Blindfoldedmonkey: WARS AND THE STOCK MARKET

Friday 7 March 2014

WARS AND THE STOCK MARKET

Let’s take a closer look how affect wars on stock markets after this week turbulence of Ukrainan invasion by Russians. Is there any kind of correlation between those events?

Yes, there is. If take a retrospective adventure back 200 years – with the chart below, we find that during this period there is one common conclusion. At the beginning of the war the stock prices diving first, but quite soon recovers and goes to new highs again. So the proper approach is to buy the first days or weeks of all war times. As Baron Rothschild reportedly said, "The time to buy is when there's blood in the streets." He made a fortune buying in the panic that followed the Battle of Waterloo against Napoleon. The interpretation is the worse things seem in the market, the better the opportunities are for profit. We need to be fully contrarian and act against the mass in those days if we want to make money.

The big picture:


Below we collected some charts about the war and Dow Jones correlations. Those prove that the war is a great investment opportunity.
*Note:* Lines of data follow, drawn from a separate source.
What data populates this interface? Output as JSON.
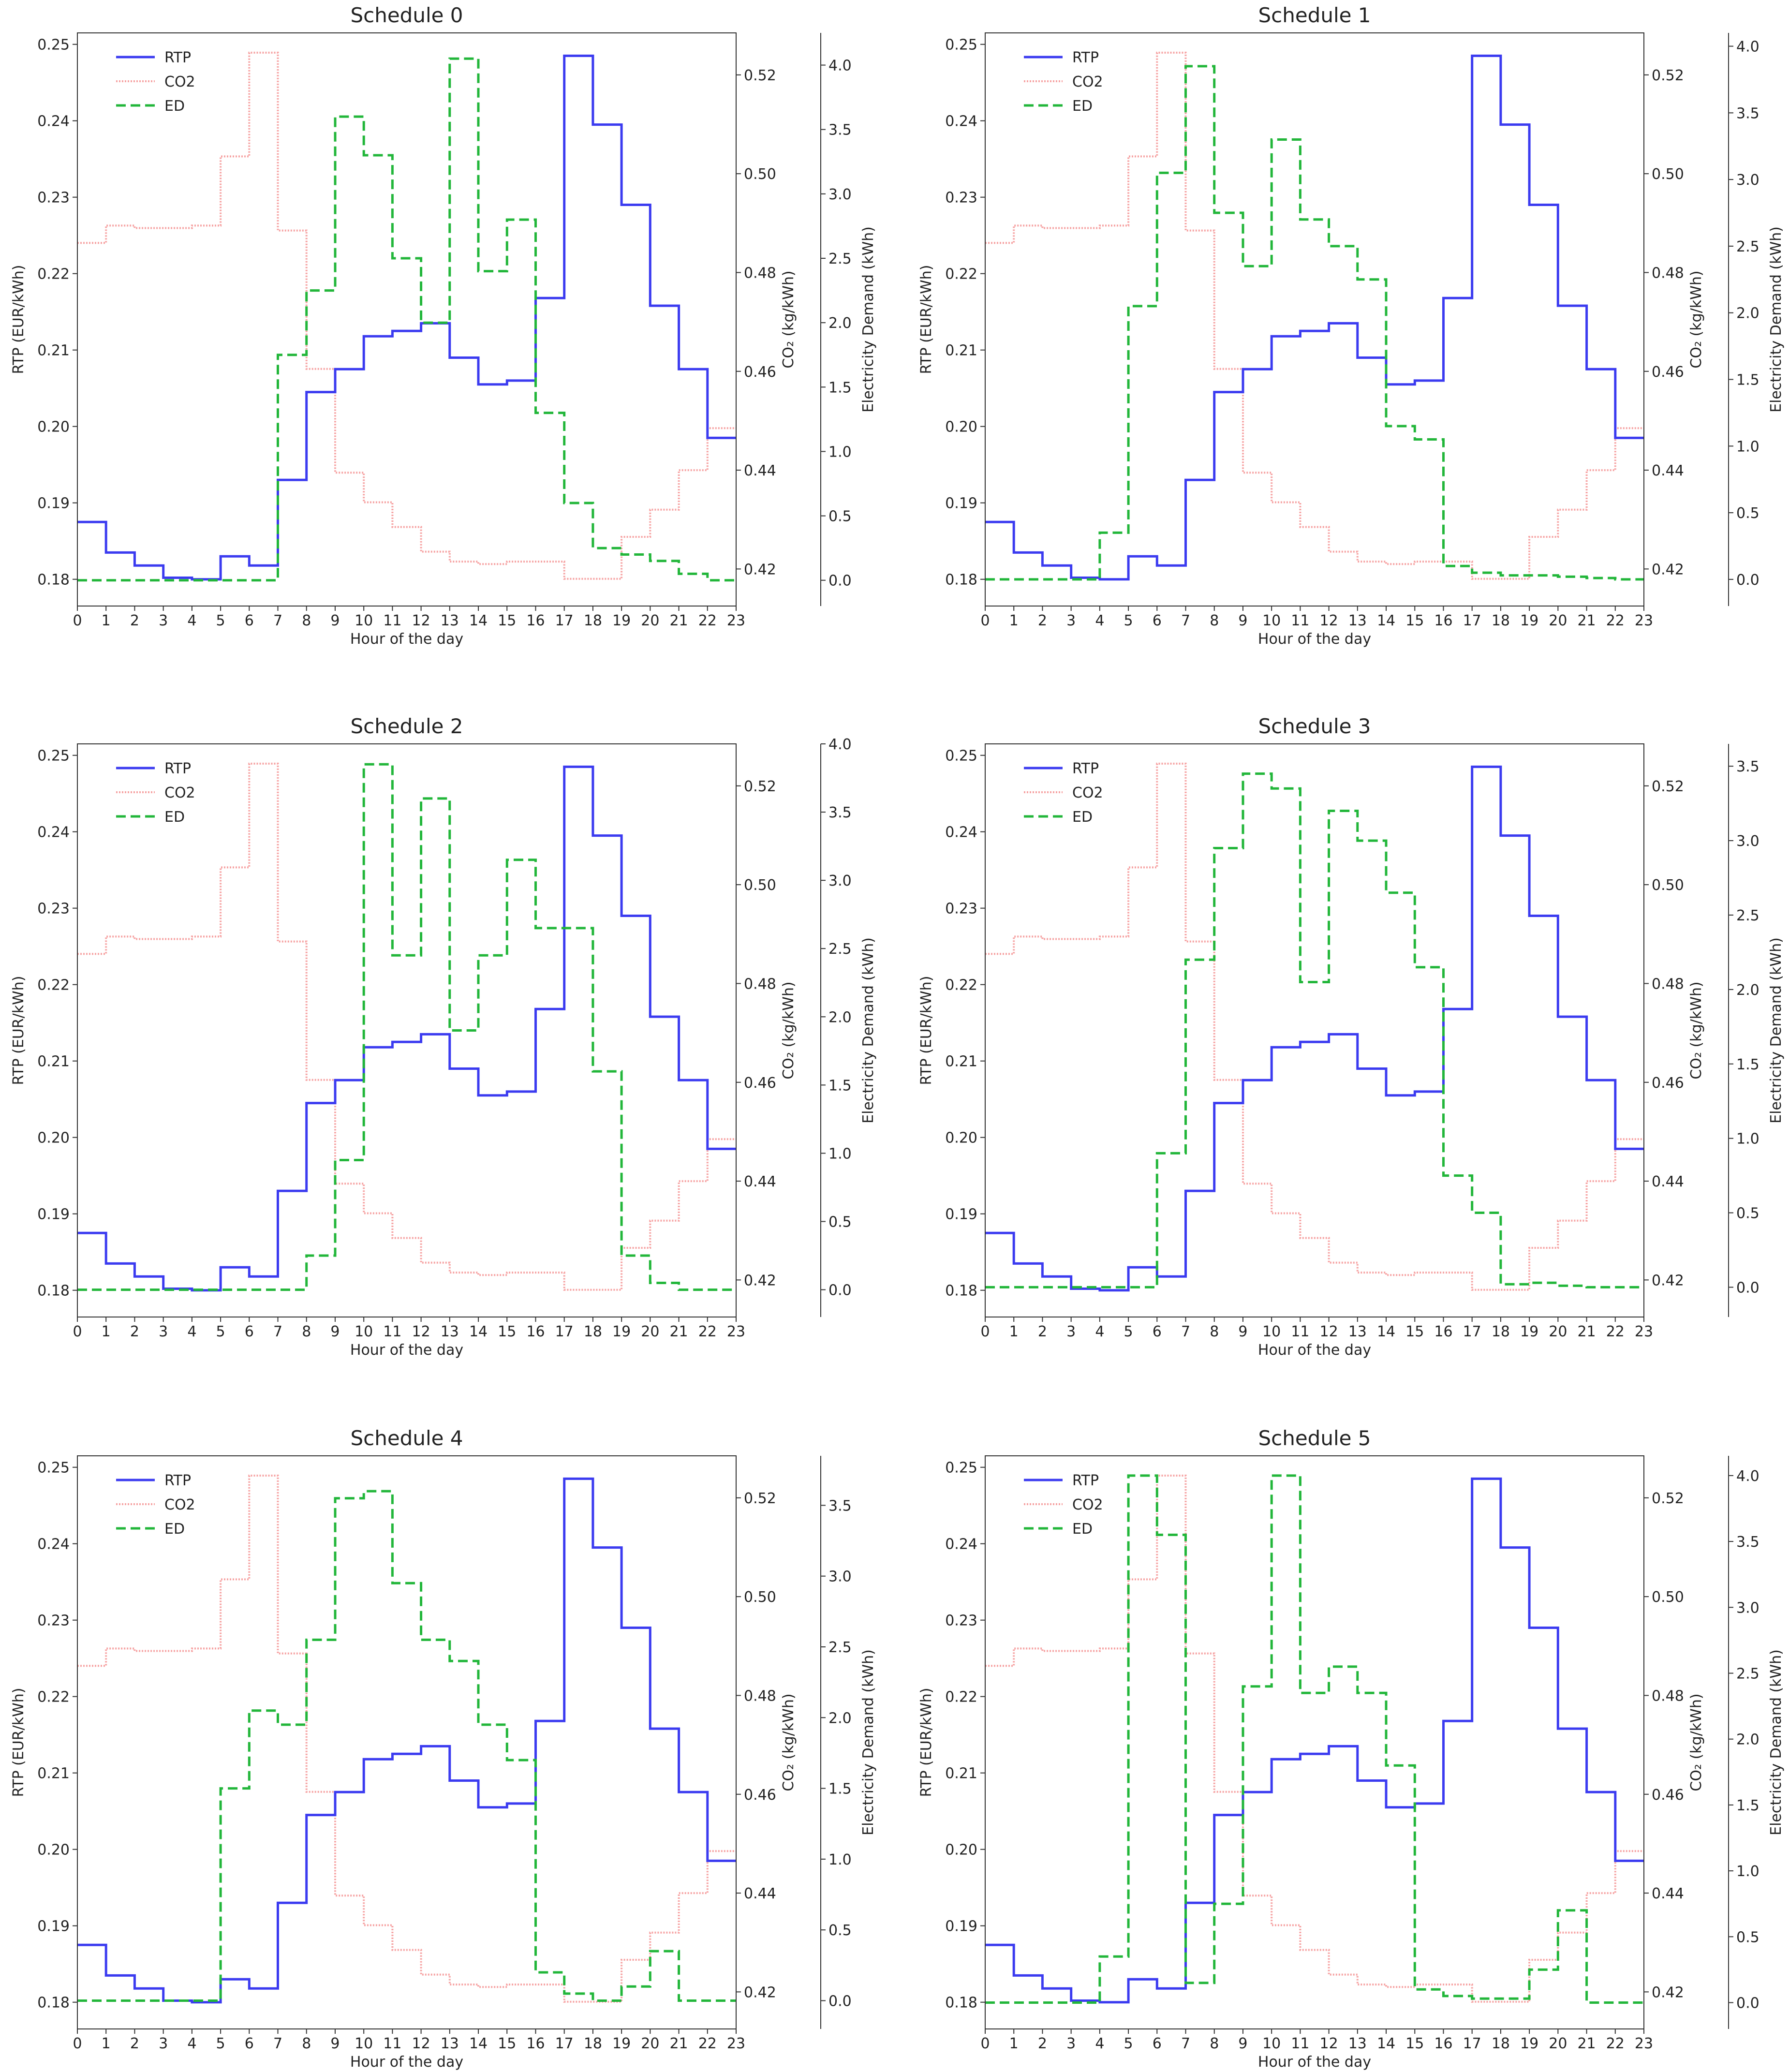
{
  "chart_data": [
    {
      "type": "line",
      "title": "Schedule 0",
      "xlabel": "Hour of the day",
      "ylabel": "RTP (EUR/kWh)",
      "y2label": "CO₂ (kg/kWh)",
      "y3label": "Electricity Demand (kWh)",
      "xticks": [
        "0",
        "1",
        "2",
        "3",
        "4",
        "5",
        "6",
        "7",
        "8",
        "9",
        "10",
        "11",
        "12",
        "13",
        "14",
        "15",
        "16",
        "17",
        "18",
        "19",
        "20",
        "21",
        "22",
        "23"
      ],
      "legend": [
        "RTP",
        "CO2",
        "ED"
      ],
      "rtp": [
        0.1875,
        0.1835,
        0.1818,
        0.1802,
        0.18,
        0.183,
        0.1818,
        0.193,
        0.2045,
        0.2075,
        0.2118,
        0.2125,
        0.2135,
        0.209,
        0.2055,
        0.206,
        0.2168,
        0.2485,
        0.2395,
        0.229,
        0.2158,
        0.2075,
        0.1985,
        0.1985
      ],
      "co2": [
        0.486,
        0.4895,
        0.489,
        0.489,
        0.4895,
        0.5035,
        0.5245,
        0.4885,
        0.4605,
        0.4395,
        0.4335,
        0.4285,
        0.4235,
        0.4215,
        0.421,
        0.4215,
        0.4215,
        0.418,
        0.418,
        0.4265,
        0.432,
        0.44,
        0.4485,
        0.4485
      ],
      "ed": [
        0,
        0,
        0,
        0,
        0,
        0,
        0,
        1.75,
        2.25,
        3.6,
        3.3,
        2.5,
        2.0,
        4.05,
        2.4,
        2.8,
        1.3,
        0.6,
        0.25,
        0.2,
        0.15,
        0.05,
        0.0,
        0.0
      ],
      "rtp_ticks": [
        "0.18",
        "0.19",
        "0.20",
        "0.21",
        "0.22",
        "0.23",
        "0.24",
        "0.25"
      ],
      "co2_ticks": [
        "0.42",
        "0.44",
        "0.46",
        "0.48",
        "0.50",
        "0.52"
      ],
      "ed_ticks": [
        "0.0",
        "0.5",
        "1.0",
        "1.5",
        "2.0",
        "2.5",
        "3.0",
        "3.5",
        "4.0"
      ],
      "ylim_rtp": [
        0.1765,
        0.2515
      ],
      "ylim_co2": [
        0.4125,
        0.5285
      ],
      "ylim_ed": [
        -0.2,
        4.25
      ]
    },
    {
      "type": "line",
      "title": "Schedule 1",
      "xlabel": "Hour of the day",
      "ylabel": "RTP (EUR/kWh)",
      "y2label": "CO₂ (kg/kWh)",
      "y3label": "Electricity Demand (kWh)",
      "xticks": [
        "0",
        "1",
        "2",
        "3",
        "4",
        "5",
        "6",
        "7",
        "8",
        "9",
        "10",
        "11",
        "12",
        "13",
        "14",
        "15",
        "16",
        "17",
        "18",
        "19",
        "20",
        "21",
        "22",
        "23"
      ],
      "legend": [
        "RTP",
        "CO2",
        "ED"
      ],
      "rtp": [
        0.1875,
        0.1835,
        0.1818,
        0.1802,
        0.18,
        0.183,
        0.1818,
        0.193,
        0.2045,
        0.2075,
        0.2118,
        0.2125,
        0.2135,
        0.209,
        0.2055,
        0.206,
        0.2168,
        0.2485,
        0.2395,
        0.229,
        0.2158,
        0.2075,
        0.1985,
        0.1985
      ],
      "co2": [
        0.486,
        0.4895,
        0.489,
        0.489,
        0.4895,
        0.5035,
        0.5245,
        0.4885,
        0.4605,
        0.4395,
        0.4335,
        0.4285,
        0.4235,
        0.4215,
        0.421,
        0.4215,
        0.4215,
        0.418,
        0.418,
        0.4265,
        0.432,
        0.44,
        0.4485,
        0.4485
      ],
      "ed": [
        0,
        0,
        0,
        0,
        0.35,
        2.05,
        3.05,
        3.85,
        2.75,
        2.35,
        3.3,
        2.7,
        2.5,
        2.25,
        1.15,
        1.05,
        0.1,
        0.05,
        0.03,
        0.03,
        0.02,
        0.01,
        0.0,
        0.0
      ],
      "rtp_ticks": [
        "0.18",
        "0.19",
        "0.20",
        "0.21",
        "0.22",
        "0.23",
        "0.24",
        "0.25"
      ],
      "co2_ticks": [
        "0.42",
        "0.44",
        "0.46",
        "0.48",
        "0.50",
        "0.52"
      ],
      "ed_ticks": [
        "0.0",
        "0.5",
        "1.0",
        "1.5",
        "2.0",
        "2.5",
        "3.0",
        "3.5",
        "4.0"
      ],
      "ylim_rtp": [
        0.1765,
        0.2515
      ],
      "ylim_co2": [
        0.4125,
        0.5285
      ],
      "ylim_ed": [
        -0.2,
        4.1
      ]
    },
    {
      "type": "line",
      "title": "Schedule 2",
      "xlabel": "Hour of the day",
      "ylabel": "RTP (EUR/kWh)",
      "y2label": "CO₂ (kg/kWh)",
      "y3label": "Electricity Demand (kWh)",
      "xticks": [
        "0",
        "1",
        "2",
        "3",
        "4",
        "5",
        "6",
        "7",
        "8",
        "9",
        "10",
        "11",
        "12",
        "13",
        "14",
        "15",
        "16",
        "17",
        "18",
        "19",
        "20",
        "21",
        "22",
        "23"
      ],
      "legend": [
        "RTP",
        "CO2",
        "ED"
      ],
      "rtp": [
        0.1875,
        0.1835,
        0.1818,
        0.1802,
        0.18,
        0.183,
        0.1818,
        0.193,
        0.2045,
        0.2075,
        0.2118,
        0.2125,
        0.2135,
        0.209,
        0.2055,
        0.206,
        0.2168,
        0.2485,
        0.2395,
        0.229,
        0.2158,
        0.2075,
        0.1985,
        0.1985
      ],
      "co2": [
        0.486,
        0.4895,
        0.489,
        0.489,
        0.4895,
        0.5035,
        0.5245,
        0.4885,
        0.4605,
        0.4395,
        0.4335,
        0.4285,
        0.4235,
        0.4215,
        0.421,
        0.4215,
        0.4215,
        0.418,
        0.418,
        0.4265,
        0.432,
        0.44,
        0.4485,
        0.4485
      ],
      "ed": [
        0,
        0,
        0,
        0,
        0,
        0,
        0,
        0,
        0.25,
        0.95,
        3.85,
        2.45,
        3.6,
        1.9,
        2.45,
        3.15,
        2.65,
        2.65,
        1.6,
        0.25,
        0.05,
        0.0,
        0.0,
        0.0
      ],
      "rtp_ticks": [
        "0.18",
        "0.19",
        "0.20",
        "0.21",
        "0.22",
        "0.23",
        "0.24",
        "0.25"
      ],
      "co2_ticks": [
        "0.42",
        "0.44",
        "0.46",
        "0.48",
        "0.50",
        "0.52"
      ],
      "ed_ticks": [
        "0.0",
        "0.5",
        "1.0",
        "1.5",
        "2.0",
        "2.5",
        "3.0",
        "3.5",
        "4.0"
      ],
      "ylim_rtp": [
        0.1765,
        0.2515
      ],
      "ylim_co2": [
        0.4125,
        0.5285
      ],
      "ylim_ed": [
        -0.2,
        4.0
      ]
    },
    {
      "type": "line",
      "title": "Schedule 3",
      "xlabel": "Hour of the day",
      "ylabel": "RTP (EUR/kWh)",
      "y2label": "CO₂ (kg/kWh)",
      "y3label": "Electricity Demand (kWh)",
      "xticks": [
        "0",
        "1",
        "2",
        "3",
        "4",
        "5",
        "6",
        "7",
        "8",
        "9",
        "10",
        "11",
        "12",
        "13",
        "14",
        "15",
        "16",
        "17",
        "18",
        "19",
        "20",
        "21",
        "22",
        "23"
      ],
      "legend": [
        "RTP",
        "CO2",
        "ED"
      ],
      "rtp": [
        0.1875,
        0.1835,
        0.1818,
        0.1802,
        0.18,
        0.183,
        0.1818,
        0.193,
        0.2045,
        0.2075,
        0.2118,
        0.2125,
        0.2135,
        0.209,
        0.2055,
        0.206,
        0.2168,
        0.2485,
        0.2395,
        0.229,
        0.2158,
        0.2075,
        0.1985,
        0.1985
      ],
      "co2": [
        0.486,
        0.4895,
        0.489,
        0.489,
        0.4895,
        0.5035,
        0.5245,
        0.4885,
        0.4605,
        0.4395,
        0.4335,
        0.4285,
        0.4235,
        0.4215,
        0.421,
        0.4215,
        0.4215,
        0.418,
        0.418,
        0.4265,
        0.432,
        0.44,
        0.4485,
        0.4485
      ],
      "ed": [
        0,
        0,
        0,
        0,
        0,
        0,
        0.9,
        2.2,
        2.95,
        3.45,
        3.35,
        2.05,
        3.2,
        3.0,
        2.65,
        2.15,
        0.75,
        0.5,
        0.02,
        0.03,
        0.01,
        0.0,
        0.0,
        0.0
      ],
      "rtp_ticks": [
        "0.18",
        "0.19",
        "0.20",
        "0.21",
        "0.22",
        "0.23",
        "0.24",
        "0.25"
      ],
      "co2_ticks": [
        "0.42",
        "0.44",
        "0.46",
        "0.48",
        "0.50",
        "0.52"
      ],
      "ed_ticks": [
        "0.0",
        "0.5",
        "1.0",
        "1.5",
        "2.0",
        "2.5",
        "3.0",
        "3.5"
      ],
      "ylim_rtp": [
        0.1765,
        0.2515
      ],
      "ylim_co2": [
        0.4125,
        0.5285
      ],
      "ylim_ed": [
        -0.2,
        3.65
      ]
    },
    {
      "type": "line",
      "title": "Schedule 4",
      "xlabel": "Hour of the day",
      "ylabel": "RTP (EUR/kWh)",
      "y2label": "CO₂ (kg/kWh)",
      "y3label": "Electricity Demand (kWh)",
      "xticks": [
        "0",
        "1",
        "2",
        "3",
        "4",
        "5",
        "6",
        "7",
        "8",
        "9",
        "10",
        "11",
        "12",
        "13",
        "14",
        "15",
        "16",
        "17",
        "18",
        "19",
        "20",
        "21",
        "22",
        "23"
      ],
      "legend": [
        "RTP",
        "CO2",
        "ED"
      ],
      "rtp": [
        0.1875,
        0.1835,
        0.1818,
        0.1802,
        0.18,
        0.183,
        0.1818,
        0.193,
        0.2045,
        0.2075,
        0.2118,
        0.2125,
        0.2135,
        0.209,
        0.2055,
        0.206,
        0.2168,
        0.2485,
        0.2395,
        0.229,
        0.2158,
        0.2075,
        0.1985,
        0.1985
      ],
      "co2": [
        0.486,
        0.4895,
        0.489,
        0.489,
        0.4895,
        0.5035,
        0.5245,
        0.4885,
        0.4605,
        0.4395,
        0.4335,
        0.4285,
        0.4235,
        0.4215,
        0.421,
        0.4215,
        0.4215,
        0.418,
        0.418,
        0.4265,
        0.432,
        0.44,
        0.4485,
        0.4485
      ],
      "ed": [
        0,
        0,
        0,
        0,
        0,
        1.5,
        2.05,
        1.95,
        2.55,
        3.55,
        3.6,
        2.95,
        2.55,
        2.4,
        1.95,
        1.7,
        0.2,
        0.05,
        0.0,
        0.1,
        0.35,
        0.0,
        0.0,
        0.0
      ],
      "rtp_ticks": [
        "0.18",
        "0.19",
        "0.20",
        "0.21",
        "0.22",
        "0.23",
        "0.24",
        "0.25"
      ],
      "co2_ticks": [
        "0.42",
        "0.44",
        "0.46",
        "0.48",
        "0.50",
        "0.52"
      ],
      "ed_ticks": [
        "0.0",
        "0.5",
        "1.0",
        "1.5",
        "2.0",
        "2.5",
        "3.0",
        "3.5"
      ],
      "ylim_rtp": [
        0.1765,
        0.2515
      ],
      "ylim_co2": [
        0.4125,
        0.5285
      ],
      "ylim_ed": [
        -0.2,
        3.85
      ]
    },
    {
      "type": "line",
      "title": "Schedule 5",
      "xlabel": "Hour of the day",
      "ylabel": "RTP (EUR/kWh)",
      "y2label": "CO₂ (kg/kWh)",
      "y3label": "Electricity Demand (kWh)",
      "xticks": [
        "0",
        "1",
        "2",
        "3",
        "4",
        "5",
        "6",
        "7",
        "8",
        "9",
        "10",
        "11",
        "12",
        "13",
        "14",
        "15",
        "16",
        "17",
        "18",
        "19",
        "20",
        "21",
        "22",
        "23"
      ],
      "legend": [
        "RTP",
        "CO2",
        "ED"
      ],
      "rtp": [
        0.1875,
        0.1835,
        0.1818,
        0.1802,
        0.18,
        0.183,
        0.1818,
        0.193,
        0.2045,
        0.2075,
        0.2118,
        0.2125,
        0.2135,
        0.209,
        0.2055,
        0.206,
        0.2168,
        0.2485,
        0.2395,
        0.229,
        0.2158,
        0.2075,
        0.1985,
        0.1985
      ],
      "co2": [
        0.486,
        0.4895,
        0.489,
        0.489,
        0.4895,
        0.5035,
        0.5245,
        0.4885,
        0.4605,
        0.4395,
        0.4335,
        0.4285,
        0.4235,
        0.4215,
        0.421,
        0.4215,
        0.4215,
        0.418,
        0.418,
        0.4265,
        0.432,
        0.44,
        0.4485,
        0.4485
      ],
      "ed": [
        0,
        0,
        0,
        0,
        0.35,
        4.0,
        3.55,
        0.15,
        0.75,
        2.4,
        4.0,
        2.35,
        2.55,
        2.35,
        1.8,
        0.1,
        0.05,
        0.03,
        0.03,
        0.25,
        0.7,
        0.0,
        0.0,
        0.0
      ],
      "rtp_ticks": [
        "0.18",
        "0.19",
        "0.20",
        "0.21",
        "0.22",
        "0.23",
        "0.24",
        "0.25"
      ],
      "co2_ticks": [
        "0.42",
        "0.44",
        "0.46",
        "0.48",
        "0.50",
        "0.52"
      ],
      "ed_ticks": [
        "0.0",
        "0.5",
        "1.0",
        "1.5",
        "2.0",
        "2.5",
        "3.0",
        "3.5",
        "4.0"
      ],
      "ylim_rtp": [
        0.1765,
        0.2515
      ],
      "ylim_co2": [
        0.4125,
        0.5285
      ],
      "ylim_ed": [
        -0.2,
        4.15
      ]
    }
  ],
  "colors": {
    "rtp": "#3b3bf0",
    "co2": "#f6a2a2",
    "ed": "#22b63a",
    "axis": "#333333"
  }
}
It sounds horrible and morbid that the capital markets create profit from blood and pain, but that is the harsh reality. And, right after the wars the prosperity and booms got started always with great performances.

Take World War I. as an example. The stock market closed for 4 months and at reopening the Dow Jones was down 30 percent, but in 1915 it was back up to 80 percent.


At Korean War after 2 weeks dip the market went up new highs again and recovered rapidly.


In the Golf War right after the US troops invaded Kuwait the market jumped higher and made a great bullish rally.